“Oh! What a Lovely War!” at the Devonshire Park Theatre
Jeremy Malies in Eastbourne
4 November 2023
As a satire on military conflicts of all kinds, Joan Littlewood’s Oh! What a Lovely War! doesn’t have to try hard for contemporary relevance. Blackeyed Theatre’s troupe of six give a sense of spontaneity with their backchat that would please Littlewood and her creative team who insisted on the importance of a devised approach and developed the piece primarily during rehearsals. It must be difficult to sustain an evening that has no real narrative flow and is merely a set of vignettes.
Alice E. Meyer (foreground).
Photo credit: Clive Elkington.
The back-projected tickertape captions here by Clive Elkington (again pure Brecht that would delight Littlewood’s shade) pull us up short with statistics (thousands of men dead without a yard of terrain being gained) and extraordinary individual lives such as former boxing champion Georges Carpentier serving as a combat pilot for the French.

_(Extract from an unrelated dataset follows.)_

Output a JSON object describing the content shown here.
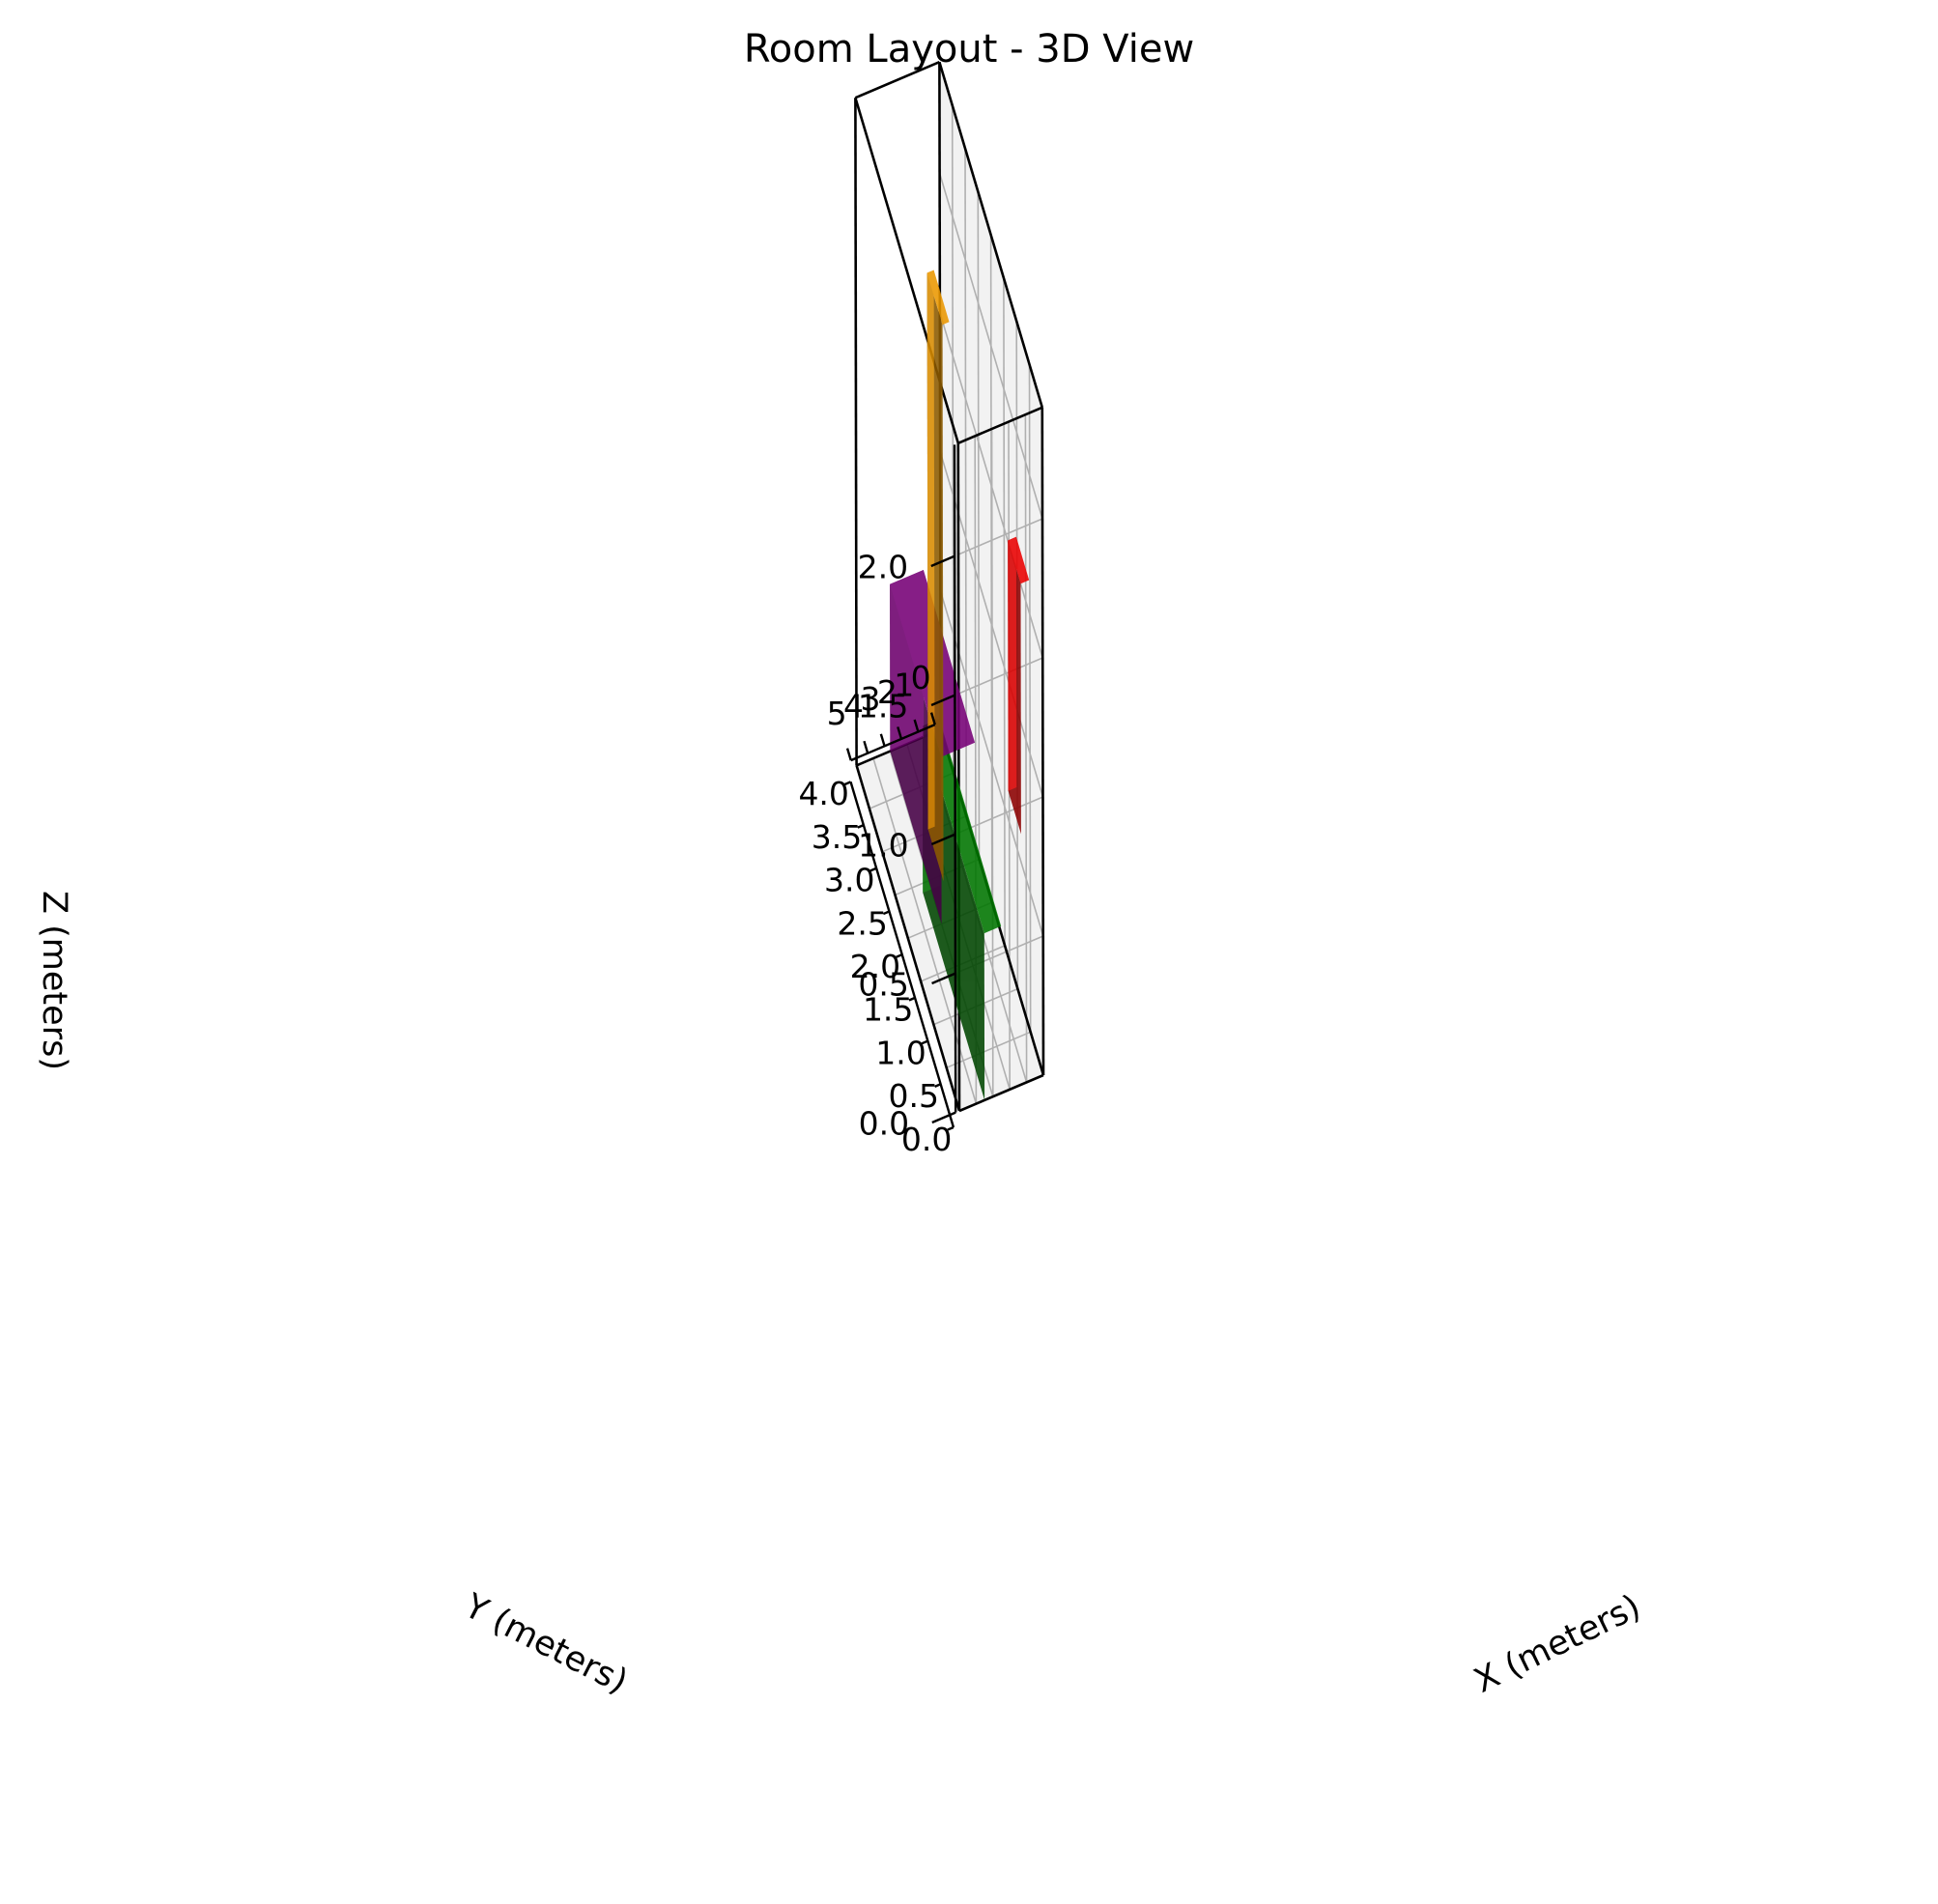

Director Nicky Allpress gives due weight to the Commedia dell’arte Pierrots beloved by the show’s original creators with Tom Crabtree even keeping the lower part of his clown costume on for the rest of the evening. And Allpress is “Brechty-Brecht” (to use Littlewood’s label for herself) with the characters breaking the fourth wall to perhaps say that they are looking forward to the next scene or asking for our verdict. Every piece of music and sound effect is produced in full view of the audience. I admired scrupulous details such as morse code messages being picked out on a glockenspiel in Ellie Verkerk’s musical direction.
It should be remembered that “It’s a Long Way to Tipperary” had been composed only a few years before the outbreak of the war and was the equivalent of a pop song. Verkerk, who is a bandleader and has worked with Punchdrunk, ensures it is not mawkish nor a museum piece. Her take on the songs with hymn-like content is seductive and had me gripped. Unable to play so much as comb and paper, I envy multi-instrumentalists and noted both Chioma Uma and Alice E. Meyer taking a turn on piano as well as playing brass and strings.
I fancied I saw Alan Valentine’s lighting design pick out a minaret shape on Victoria Spearing’s set in order to suggest the disastrous Gallipoli campaign. The company’s programme notes debunk the simplistic “Lions led by donkeys” verdict and present a more objective view with this balance percolating through the production. Real wrath is reserved for the armaments tycoons who congratulate themselves on having prolonged the war. Uma plays a character who smirks at the thought that she has resold German-produced barbed wire to the Allies such that German troops end up entangled on it! In less skilful hands this scene can come across as dated Marxism but Allpress makes it rightly provocative.
Photo credit: Clive Elkington.
Cast members rarely leave the stage unless they are speaking from an unseen German trench or lobbing projectiles at Allied soldiers. The direction brings the actors through tricky pieces of physical comedy such as “the bayonet lunge” which could easily descend into leaden slapstick. Equally, the cast negotiates the linguistic demands of a scene in which exact replicas of ludicrous conspiracy theories or propaganda (now there is something topical!) spread through English, French and German-speaking society. And there is much that compels out-loud laughter, notably Christopher Arkeston as Field Marshal Haig: “I ask thee for victory, God, before the Americans arrive.”
Any reservations? Jerome Kern’s “And When They Ask Us” didn’t quite soar as I expected but audience numbers were disappointingly low which may have affected the overall vocal sound for the worse: empty seats don’t help projection. But sparse attendance in the stalls didn’t stop us belting out “Sister Susie’s Sewing Shirts” with precision and gusto.
There is plenty of smut in the original and it was pleasing to see it remain in these PC times. As a senior British officer, Arkeston milks much comedy from his character’s refusal to use anything other than ghastly schoolboy French even if crucial communication is compromised. The company work together tightly in scenes such as the shouting-down of Uma as a pacifist speaker.
The team at Stratford East created this show early in 1963. In October of the previous year, nuclear war had loomed with the Cuban Missile Crisis. As this production continues its UK tour, a human-made global catastrophe is as likely as at any time since Kennedy and Khrushchev waited for the other to blink. Put this with the very best productions of R. C. Sherriff’s Journey’s End or Seán O’Casey’s The Silver Tassie and last year’s remake of All Quiet on the Western Front. This excellent production (upcoming tour details here) is salutary and timely.